Der Betriebsrat des St.Annenstiftes und die Führer-Gruppe streiten sich vor Gericht. Quelle: Peter Müller
Celle Stadt

Der Kleinkrieg zwischen dem Betriebsrat des St. Annenstifts und der Unternehmensgruppe Burchard Führer aus Adelheidsdorf als Betreiber des Heims spitzt sich immer weiter zu. Nach dem jüngsten Urteil des Celler Arbeitsgerichts zur Versetzung des Betriebsratsmitgliedes H. zeichnet sich ab, dass die Arbeitgeberseite in Berufung geht und der Streit demnächst vor dem Landesarbeitsgericht in Hannover ausgetragen wird.

Nachdem ein Vergleich am Dienstag gescheitert war, urteilte Arbeitsgerichtsdirektor Günther Kreß, dass die Versetzung der Betriebsrätin H. an den Empfangsbereich des Stiftes rechtswidrig sei.

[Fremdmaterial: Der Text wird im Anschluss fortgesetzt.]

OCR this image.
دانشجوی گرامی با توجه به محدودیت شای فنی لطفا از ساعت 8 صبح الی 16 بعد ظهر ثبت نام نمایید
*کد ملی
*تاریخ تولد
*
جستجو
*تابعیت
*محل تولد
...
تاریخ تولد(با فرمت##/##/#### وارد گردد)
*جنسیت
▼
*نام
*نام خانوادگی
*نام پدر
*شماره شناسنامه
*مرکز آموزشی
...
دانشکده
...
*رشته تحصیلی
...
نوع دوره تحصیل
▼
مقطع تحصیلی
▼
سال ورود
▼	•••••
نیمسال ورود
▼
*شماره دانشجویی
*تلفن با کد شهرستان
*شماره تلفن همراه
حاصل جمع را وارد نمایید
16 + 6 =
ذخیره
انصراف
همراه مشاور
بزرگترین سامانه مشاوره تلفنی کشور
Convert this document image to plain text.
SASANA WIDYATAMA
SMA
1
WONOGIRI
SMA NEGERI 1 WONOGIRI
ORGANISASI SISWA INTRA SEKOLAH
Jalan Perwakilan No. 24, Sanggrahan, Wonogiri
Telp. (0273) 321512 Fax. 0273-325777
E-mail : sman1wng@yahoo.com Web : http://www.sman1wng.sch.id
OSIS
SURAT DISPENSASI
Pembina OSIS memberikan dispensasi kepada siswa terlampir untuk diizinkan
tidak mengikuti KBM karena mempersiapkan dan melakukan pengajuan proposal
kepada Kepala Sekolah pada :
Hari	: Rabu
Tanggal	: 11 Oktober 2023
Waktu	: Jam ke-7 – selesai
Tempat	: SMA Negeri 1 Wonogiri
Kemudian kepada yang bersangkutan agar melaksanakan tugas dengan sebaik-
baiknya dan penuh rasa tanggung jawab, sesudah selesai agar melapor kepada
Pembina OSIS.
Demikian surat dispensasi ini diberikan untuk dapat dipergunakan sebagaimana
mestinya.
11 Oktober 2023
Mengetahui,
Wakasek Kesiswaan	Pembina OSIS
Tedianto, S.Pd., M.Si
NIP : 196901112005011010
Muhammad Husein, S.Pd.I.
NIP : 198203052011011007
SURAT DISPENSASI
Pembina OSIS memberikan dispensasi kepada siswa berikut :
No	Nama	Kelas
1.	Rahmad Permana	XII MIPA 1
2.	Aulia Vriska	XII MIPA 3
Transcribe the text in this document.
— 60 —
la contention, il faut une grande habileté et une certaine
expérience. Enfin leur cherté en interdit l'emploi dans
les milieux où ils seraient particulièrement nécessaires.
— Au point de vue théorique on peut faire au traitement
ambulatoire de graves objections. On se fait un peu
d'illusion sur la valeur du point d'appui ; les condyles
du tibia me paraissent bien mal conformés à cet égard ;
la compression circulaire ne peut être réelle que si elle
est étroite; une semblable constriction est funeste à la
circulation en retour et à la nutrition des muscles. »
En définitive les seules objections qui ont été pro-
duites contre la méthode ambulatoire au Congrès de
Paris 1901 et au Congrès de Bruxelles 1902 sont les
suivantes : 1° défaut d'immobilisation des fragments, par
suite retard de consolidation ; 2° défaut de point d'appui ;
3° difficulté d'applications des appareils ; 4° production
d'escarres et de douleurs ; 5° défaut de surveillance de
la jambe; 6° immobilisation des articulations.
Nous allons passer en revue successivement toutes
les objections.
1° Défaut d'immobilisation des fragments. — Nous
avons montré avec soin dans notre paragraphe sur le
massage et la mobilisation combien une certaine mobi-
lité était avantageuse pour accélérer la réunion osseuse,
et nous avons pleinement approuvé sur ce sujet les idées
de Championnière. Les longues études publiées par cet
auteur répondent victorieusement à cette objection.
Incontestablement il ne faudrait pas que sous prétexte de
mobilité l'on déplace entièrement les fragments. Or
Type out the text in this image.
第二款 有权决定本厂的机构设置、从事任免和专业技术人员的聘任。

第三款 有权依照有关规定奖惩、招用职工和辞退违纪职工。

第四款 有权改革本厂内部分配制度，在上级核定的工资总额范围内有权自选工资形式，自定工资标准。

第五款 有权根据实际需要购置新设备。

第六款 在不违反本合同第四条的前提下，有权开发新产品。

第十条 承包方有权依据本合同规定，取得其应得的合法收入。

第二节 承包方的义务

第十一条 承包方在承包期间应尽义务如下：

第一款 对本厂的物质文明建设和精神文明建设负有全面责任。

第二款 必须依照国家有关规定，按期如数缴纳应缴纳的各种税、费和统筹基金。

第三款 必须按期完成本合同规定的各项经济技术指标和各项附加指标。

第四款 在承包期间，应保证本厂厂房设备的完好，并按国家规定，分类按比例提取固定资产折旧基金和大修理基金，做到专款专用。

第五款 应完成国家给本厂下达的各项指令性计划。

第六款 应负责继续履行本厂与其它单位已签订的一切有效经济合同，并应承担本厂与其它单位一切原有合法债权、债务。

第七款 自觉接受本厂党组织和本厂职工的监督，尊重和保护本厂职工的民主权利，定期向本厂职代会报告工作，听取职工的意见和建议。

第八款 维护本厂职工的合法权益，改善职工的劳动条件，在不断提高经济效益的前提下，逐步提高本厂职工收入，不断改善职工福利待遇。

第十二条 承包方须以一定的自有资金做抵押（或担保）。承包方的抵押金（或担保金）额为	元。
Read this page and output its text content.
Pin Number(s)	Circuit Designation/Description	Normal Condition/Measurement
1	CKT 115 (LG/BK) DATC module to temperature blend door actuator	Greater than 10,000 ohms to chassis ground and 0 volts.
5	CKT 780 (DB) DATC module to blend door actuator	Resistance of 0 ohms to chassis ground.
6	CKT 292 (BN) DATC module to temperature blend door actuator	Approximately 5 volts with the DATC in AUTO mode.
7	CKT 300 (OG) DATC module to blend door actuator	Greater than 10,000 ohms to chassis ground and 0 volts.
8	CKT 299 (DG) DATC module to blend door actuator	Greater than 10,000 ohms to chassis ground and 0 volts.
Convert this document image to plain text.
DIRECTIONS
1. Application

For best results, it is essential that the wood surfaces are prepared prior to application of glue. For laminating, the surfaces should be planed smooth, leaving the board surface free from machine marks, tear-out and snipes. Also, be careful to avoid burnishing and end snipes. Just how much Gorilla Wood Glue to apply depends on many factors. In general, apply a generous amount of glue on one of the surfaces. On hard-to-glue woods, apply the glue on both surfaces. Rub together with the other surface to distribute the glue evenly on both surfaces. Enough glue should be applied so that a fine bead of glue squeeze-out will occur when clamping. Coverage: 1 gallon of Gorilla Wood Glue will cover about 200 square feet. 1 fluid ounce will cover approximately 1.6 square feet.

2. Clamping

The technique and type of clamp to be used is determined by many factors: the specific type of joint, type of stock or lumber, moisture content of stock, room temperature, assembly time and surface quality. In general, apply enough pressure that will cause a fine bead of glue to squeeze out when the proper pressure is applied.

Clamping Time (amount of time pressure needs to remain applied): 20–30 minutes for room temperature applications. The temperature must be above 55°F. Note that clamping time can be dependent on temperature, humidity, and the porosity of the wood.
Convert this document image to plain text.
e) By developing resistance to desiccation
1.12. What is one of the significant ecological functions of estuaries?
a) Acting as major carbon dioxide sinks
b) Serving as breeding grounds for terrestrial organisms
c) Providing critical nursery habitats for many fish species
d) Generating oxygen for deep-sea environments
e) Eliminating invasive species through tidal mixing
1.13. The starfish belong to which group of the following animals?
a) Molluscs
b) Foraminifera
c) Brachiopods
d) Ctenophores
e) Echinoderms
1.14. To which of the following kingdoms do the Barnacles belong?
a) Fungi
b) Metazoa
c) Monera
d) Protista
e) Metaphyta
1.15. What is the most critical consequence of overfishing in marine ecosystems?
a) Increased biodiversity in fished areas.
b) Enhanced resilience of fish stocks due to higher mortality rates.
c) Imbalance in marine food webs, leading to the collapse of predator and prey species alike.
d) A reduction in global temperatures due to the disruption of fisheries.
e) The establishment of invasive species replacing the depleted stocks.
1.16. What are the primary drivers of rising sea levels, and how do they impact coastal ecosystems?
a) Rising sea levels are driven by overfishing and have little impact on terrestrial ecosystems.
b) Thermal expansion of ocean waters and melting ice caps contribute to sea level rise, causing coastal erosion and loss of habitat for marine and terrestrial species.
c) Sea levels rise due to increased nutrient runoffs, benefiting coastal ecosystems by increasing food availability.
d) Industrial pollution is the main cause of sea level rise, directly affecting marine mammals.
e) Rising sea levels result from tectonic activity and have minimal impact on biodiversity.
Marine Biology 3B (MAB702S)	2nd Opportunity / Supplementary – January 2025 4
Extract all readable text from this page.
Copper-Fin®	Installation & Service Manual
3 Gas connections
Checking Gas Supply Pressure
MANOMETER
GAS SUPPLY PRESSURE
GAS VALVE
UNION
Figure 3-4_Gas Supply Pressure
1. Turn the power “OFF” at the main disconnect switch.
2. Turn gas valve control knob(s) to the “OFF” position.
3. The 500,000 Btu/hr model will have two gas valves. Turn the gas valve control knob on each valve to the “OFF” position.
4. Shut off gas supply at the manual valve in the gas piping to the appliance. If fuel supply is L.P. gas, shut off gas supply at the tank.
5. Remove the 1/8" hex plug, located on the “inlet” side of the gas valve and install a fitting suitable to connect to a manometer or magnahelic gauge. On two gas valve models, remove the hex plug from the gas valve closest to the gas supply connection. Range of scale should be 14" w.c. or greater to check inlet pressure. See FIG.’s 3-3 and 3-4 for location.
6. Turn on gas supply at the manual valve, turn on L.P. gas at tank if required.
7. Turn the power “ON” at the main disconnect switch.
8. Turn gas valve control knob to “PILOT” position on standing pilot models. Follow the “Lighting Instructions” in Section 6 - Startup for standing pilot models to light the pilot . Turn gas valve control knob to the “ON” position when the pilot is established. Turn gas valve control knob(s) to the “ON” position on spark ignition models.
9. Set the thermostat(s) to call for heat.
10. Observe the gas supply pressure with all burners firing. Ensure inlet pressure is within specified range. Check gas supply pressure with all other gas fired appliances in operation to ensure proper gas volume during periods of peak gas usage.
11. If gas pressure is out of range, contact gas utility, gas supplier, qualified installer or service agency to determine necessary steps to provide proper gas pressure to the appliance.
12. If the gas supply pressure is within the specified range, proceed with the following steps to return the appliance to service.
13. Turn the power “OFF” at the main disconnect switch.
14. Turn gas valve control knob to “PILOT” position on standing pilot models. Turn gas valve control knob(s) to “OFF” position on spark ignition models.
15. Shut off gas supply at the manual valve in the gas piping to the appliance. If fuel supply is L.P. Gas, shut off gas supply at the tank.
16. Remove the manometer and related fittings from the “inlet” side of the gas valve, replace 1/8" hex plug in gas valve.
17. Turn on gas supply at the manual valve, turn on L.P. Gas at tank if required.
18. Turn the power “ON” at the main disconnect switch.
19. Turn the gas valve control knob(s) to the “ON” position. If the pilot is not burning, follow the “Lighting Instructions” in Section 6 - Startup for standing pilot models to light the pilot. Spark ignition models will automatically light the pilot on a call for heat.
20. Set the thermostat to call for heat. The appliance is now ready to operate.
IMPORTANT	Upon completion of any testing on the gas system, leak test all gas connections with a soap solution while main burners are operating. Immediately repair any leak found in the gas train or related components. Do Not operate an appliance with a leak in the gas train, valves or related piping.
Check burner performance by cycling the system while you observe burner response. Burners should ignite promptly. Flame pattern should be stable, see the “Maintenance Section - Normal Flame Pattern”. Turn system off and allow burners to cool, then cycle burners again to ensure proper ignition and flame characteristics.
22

Andere Anträge der Klägerin H. wies das Gericht zurück. Das heißt: H. hat keinen Anspruch auf ein eigenes Büro, muss weiterhin Briefe und Pakete annehmen und Telefondienste verrichten. Kreß leitete die Verhandlung, nachdem die Verteidigung der Führer-Gruppe Arbeitsrichter Burkhard Piel Befangenheit vorgeworfen hatte.

Der Verteidiger der Führer-Gruppe, Rejnder Frommhold, signalisierte, dass er in Berufung gehen wolle. Der Anwalt von H., Detlef Fricke, sprach von „unzumutbaren Arbeitsbedingungen“ am Counter des Stiftes. Das habe das Gericht festgestellt. Er bedauerte allerdings, dass seine Mandantin in den anderen Klagepunkten unterlag.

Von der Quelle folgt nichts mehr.